Cientistas do Harvard-Smithsonian Center for Astrophysics disseram que tentarão confirmar a presença de um buraco negro supermassivo em um local inesperado – no centro da galáxia anã Leo I (Leo I). Em tais galáxias, não há condições para o nascimento de buracos negros supermassivos como o localizado no centro de nossa Via Láctea. Se um buraco negro supermassivo for descoberto na galáxia de Leão I, isso derrubará algumas ideias sobre a estrutura do Universo.

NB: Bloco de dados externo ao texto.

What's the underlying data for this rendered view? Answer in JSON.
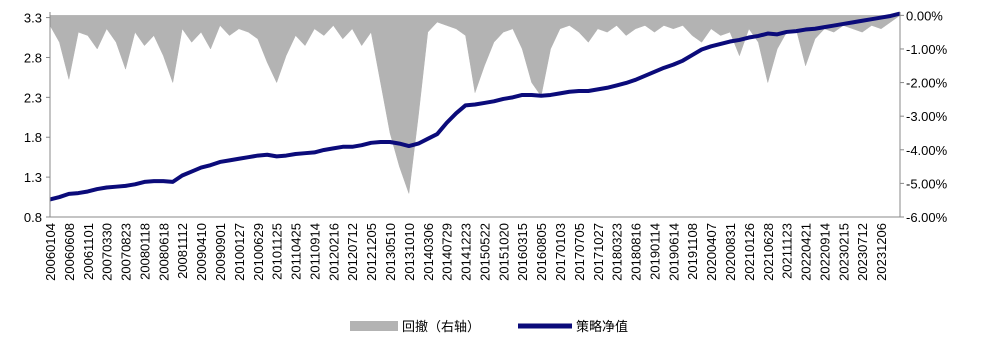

Uma imagem clássica da galáxia anã Leo I (ponto escuro logo acima do centro da imagem). O objeto brilhante à esquerda é a estrela Regulus.

A galáxia anã Leo I está a cerca de 820.000 anos-luz da Terra. É membro do Grupo Local de Galáxias e é considerada uma das galáxias satélites mais distantes da Via Láctea. De acordo com a teoria existente da evolução do buraco negro, as galáxias anãs não podem ter buracos negros de massa extragrande. Simplesmente não há matéria suficiente para cair em um buraco negro e ajudá-lo a evoluir para uma massa de vários milhões de massas solares.

Ainda mais surpreendente foi a descoberta de que as estrelas no centro da galáxia Leo I giram tão rápido como se houvesse um buraco negro com uma massa de cerca de 3 milhões de massas solares em seu centro. Esta observação foi feita no final do ano passado com o espectrógrafo VIRUS-W no telescópio de 2,7 m do Observatório McDonald. Agora, cientistas do Harvard Center for Astrophysics e do Smithsonian Institution estão procurando descobrir esse buraco negro de outras maneiras e, ao fazê-lo, esperam mudar fundamentalmente a maneira como os buracos negros evoluem. O universo pode estar repleto de buracos negros supermassivos, que podem estar em toda parte.

Não podemos observar buracos negros diretamente, pois a radiação eletromagnética não pode superar o horizonte de eventos desses objetos. Mas no caso de um grande volume de massa caindo no buraco negro do disco de acreção, vemos uma região de brilho intenso ao redor do buraco negro. Infelizmente, o buraco negro Leo I não tem essa massa e esses fenômenos são inacessíveis para observação. Apesar disso, os cientistas estão confiantes de que há massa estelar suficiente em torno do buraco negro Leo I para visualizar e identificar inequivocamente esse objeto como um buraco negro supermassivo.

O buraco negro Leo I é orbitado principalmente por estrelas gigantes vermelhas sobreviventes. Essas estrelas de frequência perdem sua massa estelar no processo de serem ejetadas pelo vento estelar. Essa massa perdida deve ser suficiente para visualizar os processos no disco de acreção da estrela negra Leo I. Para provar seu conceito, os astrofísicos começaram a estudar dados sobre a galáxia Leo I obtidos pelo observatório espacial de raios-X Chandra e pelo rádio Very Large Array telescópio no Novo México. A abertura promete ser incrível.